@QuintadosMalvados
I'm trotting it out to refute the argument put forward here that older women are better at choosing spouses than younger women.
(I think that the average age of marriage for women is late twenties.)
Clearly they are not. Else there'd be not such a high divorce rate.
This is not blaming them. We all make mistakes.
I don't think older women are necessarily better at choosing spouses than younger women.
The point is that a woman who has some education and a bit of life experience (including, ideally, working outside of a closed community) is likely to be able to make more informed and savvier decisions than a girl of 16 who left school two years previously, has no qualifications and has not worked. And whose role model in all likelihood is another woman who has never worked outside the home, never earned any of her own money and lived a restrictive and traditional life.

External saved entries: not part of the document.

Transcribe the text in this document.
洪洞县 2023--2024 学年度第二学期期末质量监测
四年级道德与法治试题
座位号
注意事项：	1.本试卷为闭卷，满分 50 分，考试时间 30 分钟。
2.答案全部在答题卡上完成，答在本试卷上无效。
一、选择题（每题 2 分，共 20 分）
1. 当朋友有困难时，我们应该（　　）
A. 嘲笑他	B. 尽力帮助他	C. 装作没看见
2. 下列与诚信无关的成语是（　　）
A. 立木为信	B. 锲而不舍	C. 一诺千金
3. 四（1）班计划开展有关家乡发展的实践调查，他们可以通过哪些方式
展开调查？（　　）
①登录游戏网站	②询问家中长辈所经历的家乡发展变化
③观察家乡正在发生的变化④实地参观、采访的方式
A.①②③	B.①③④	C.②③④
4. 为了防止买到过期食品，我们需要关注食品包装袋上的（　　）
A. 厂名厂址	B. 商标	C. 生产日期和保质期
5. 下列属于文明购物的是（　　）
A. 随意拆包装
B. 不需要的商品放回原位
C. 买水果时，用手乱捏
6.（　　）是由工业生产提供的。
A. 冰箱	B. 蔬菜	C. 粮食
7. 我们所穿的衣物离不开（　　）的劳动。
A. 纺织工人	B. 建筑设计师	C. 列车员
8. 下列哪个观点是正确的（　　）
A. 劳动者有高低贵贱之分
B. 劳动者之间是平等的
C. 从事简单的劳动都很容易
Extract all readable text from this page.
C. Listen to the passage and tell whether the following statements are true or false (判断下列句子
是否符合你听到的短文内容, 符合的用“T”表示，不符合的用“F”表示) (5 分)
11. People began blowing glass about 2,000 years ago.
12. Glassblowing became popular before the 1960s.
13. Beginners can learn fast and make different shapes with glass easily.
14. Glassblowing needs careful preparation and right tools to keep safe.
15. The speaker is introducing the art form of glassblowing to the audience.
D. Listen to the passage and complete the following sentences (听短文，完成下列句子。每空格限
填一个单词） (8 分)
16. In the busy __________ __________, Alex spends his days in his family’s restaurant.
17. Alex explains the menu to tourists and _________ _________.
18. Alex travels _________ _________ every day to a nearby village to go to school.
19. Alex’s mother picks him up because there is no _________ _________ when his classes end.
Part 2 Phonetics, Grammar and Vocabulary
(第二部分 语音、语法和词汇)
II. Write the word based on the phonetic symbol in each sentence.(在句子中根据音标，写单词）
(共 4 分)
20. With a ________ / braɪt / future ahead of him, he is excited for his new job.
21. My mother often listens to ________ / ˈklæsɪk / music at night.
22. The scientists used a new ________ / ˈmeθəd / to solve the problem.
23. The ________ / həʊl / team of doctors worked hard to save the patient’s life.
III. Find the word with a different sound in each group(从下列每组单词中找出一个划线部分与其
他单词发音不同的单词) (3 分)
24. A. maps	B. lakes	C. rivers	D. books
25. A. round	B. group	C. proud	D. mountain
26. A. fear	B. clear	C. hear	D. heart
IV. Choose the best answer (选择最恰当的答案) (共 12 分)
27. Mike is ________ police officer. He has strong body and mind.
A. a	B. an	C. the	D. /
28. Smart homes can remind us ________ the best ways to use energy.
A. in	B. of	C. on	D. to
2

If you marriage fails when you're 35 with GCSEs and maybe A levels and a decade's work experience behind you it's a personal tragedy/setback but one you can bounce back from.
If the same thing happens when you're 18, you have been married for two years but out of school for four, have no qualifications, no money, no support from your family and have barely interacted with people outside your community your chances of getting back on your feet are much much more limited. So you're much more likely to suck it up and stay with an abusive, neglectful or very limited man. In no universe is that better than being divorced.
The point is choice and optionality.